Training is a key issue in this instance. Although the reliability group would not suspect that an oiler would intentionally add gear oil to a bearing reservoir, it is often the case that the oiler may not know of the consequences of those actions. The oiler may feel that oil is oil, and if a system is low and gear oil is on hand, then that is sufficient. It`s worth noting that since 04-03-2002 two more dramatic contaminations with gear oil have occurred in this system.
Diesel Engine - Fuel Dilution
Injector Issue causing Scuffing Wear in Engine
Testing an engine oils viscosity at 100°C can quickly identify abnormal contamination and oil condition. Decreases in viscosity indicate fuel dilution or top-up with a lighter grade oil, while increases in viscosity indicate excessive soot generation or top-up with a heavy grade oil. When the viscosity is out of specification additional testing will be done to determine the cause of the viscosity change (i.e. Gas Chromatography for fuel dilution, FT-IR for soot concentration, etc.).
Figure - Increases in fuel dilution will lower the oil`s viscosity and lead to scuffing wear in an engine.
During routine oil analysis an increase in fuel dilution from 0.0% to 12.0% was detected by the precipitous drop in the viscosity at 100°C from 14.0 cSt (the typical value for this oil) to 7.9 cSt. The sample is from a Caterpillar 3176 diesel engine. The engine was showing a substantial increase in the iron level by the time the oil showed 12.0% fuel dilution.

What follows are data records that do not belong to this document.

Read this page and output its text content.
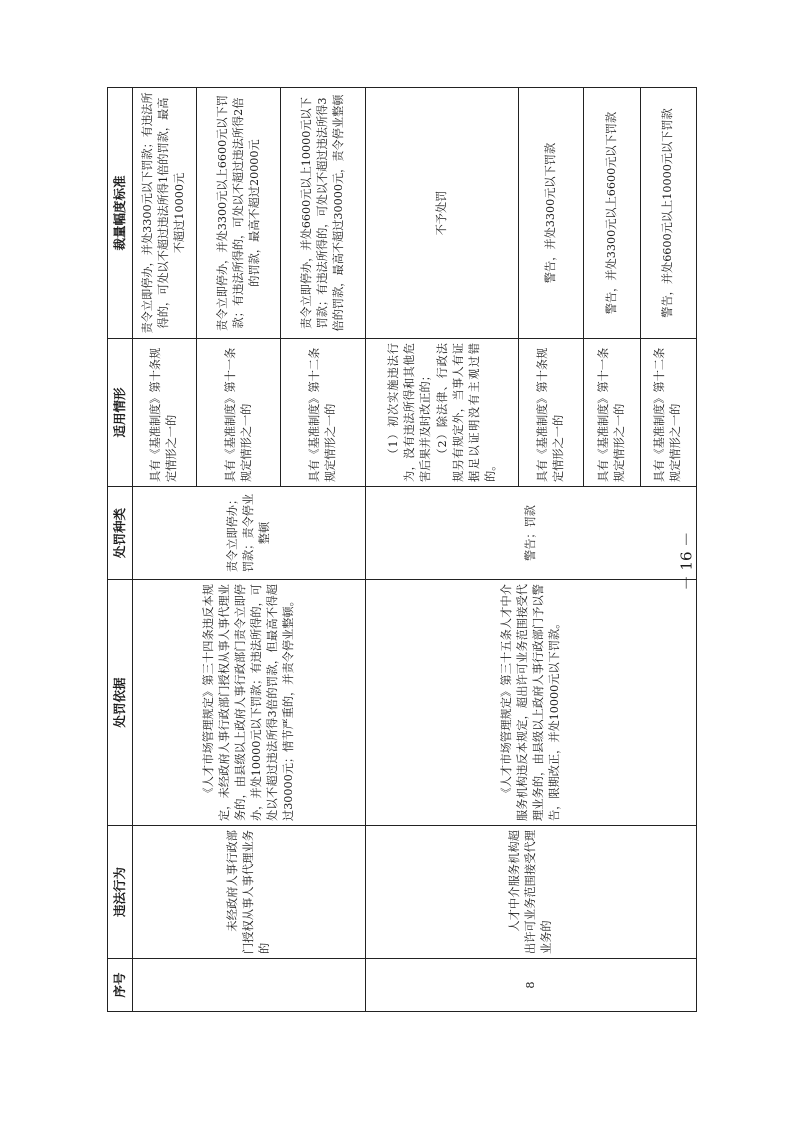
序号	违法行为	处罚依据	处罚种类	适用情形	裁量幅度标准

	未经政府人事行政部门授权从事人事代理业务的	《人才市场管理规定》第三十四条违反本规定，未经政府人事行政部门授权从事人事代理业务的，由县级以上政府人事行政部门责令立即停办，并处10000元以下罚款；有违法所得的，可处以不超过违法所得3倍的罚款，但最高不得超过30000元；情节严重的，并责令停业整顿。	责令立即停办；罚款；责令停业整顿	具有《基准制度》第十条规定情形之一的	责令立即停办，并处3300元以下罚款；有违法所得的，可处以不超过违法所得1倍的罚款，最高不超过10000元
				具有《基准制度》第十一条规定情形之一的	责令立即停办，并处3300元以上6600元以下罚款；有违法所得的，可处以不超过违法所得2倍的罚款，最高不超过20000元
				具有《基准制度》第十二条规定情形之一的	责令立即停办，并处6600元以上10000元以下罚款；有违法所得的，可处以不超过违法所得3倍的罚款，最高不超过30000元，责令停业整顿
8	人才中介服务机构超出许可业务范围接受代理业务的	《人才市场管理规定》第三十五条人才中介服务机构违反本规定，超出许可业务范围接受代理业务的，由县级以上政府人事行政部门予以警告，限期改正，并处10000元以下罚款。	警告；罚款	（1）初次实施违法行为，没有违法所得和其他危害后果并及时改正的； （2）除法律、行政法规另有规定外，当事人有证据足以证明没有主观过错的。	不予处罚
				具有《基准制度》第十条规定情形之一的	警告，并处3300元以下罚款
				具有《基准制度》第十一条规定情形之一的	警告，并处3300元以上6600元以下罚款
				具有《基准制度》第十二条规定情形之一的	警告，并处6600元以上10000元以下罚款
－ 16 －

Figure - Modern common rail fuel hardware for diesel engines are sophisticated systems. Problems can develop, including leaking injectors, that cause fuel dilution of the oil, and if severe enough, scuffing of engine components.
When oil analysis detects severe fuel dilution an inspection of the fuel rail system and fuel injectors is necessary to correct the cause of the fuel dilution. Severe fuel dilution, left undiagnosed and/or untreated will lead to catastrophic engine failure.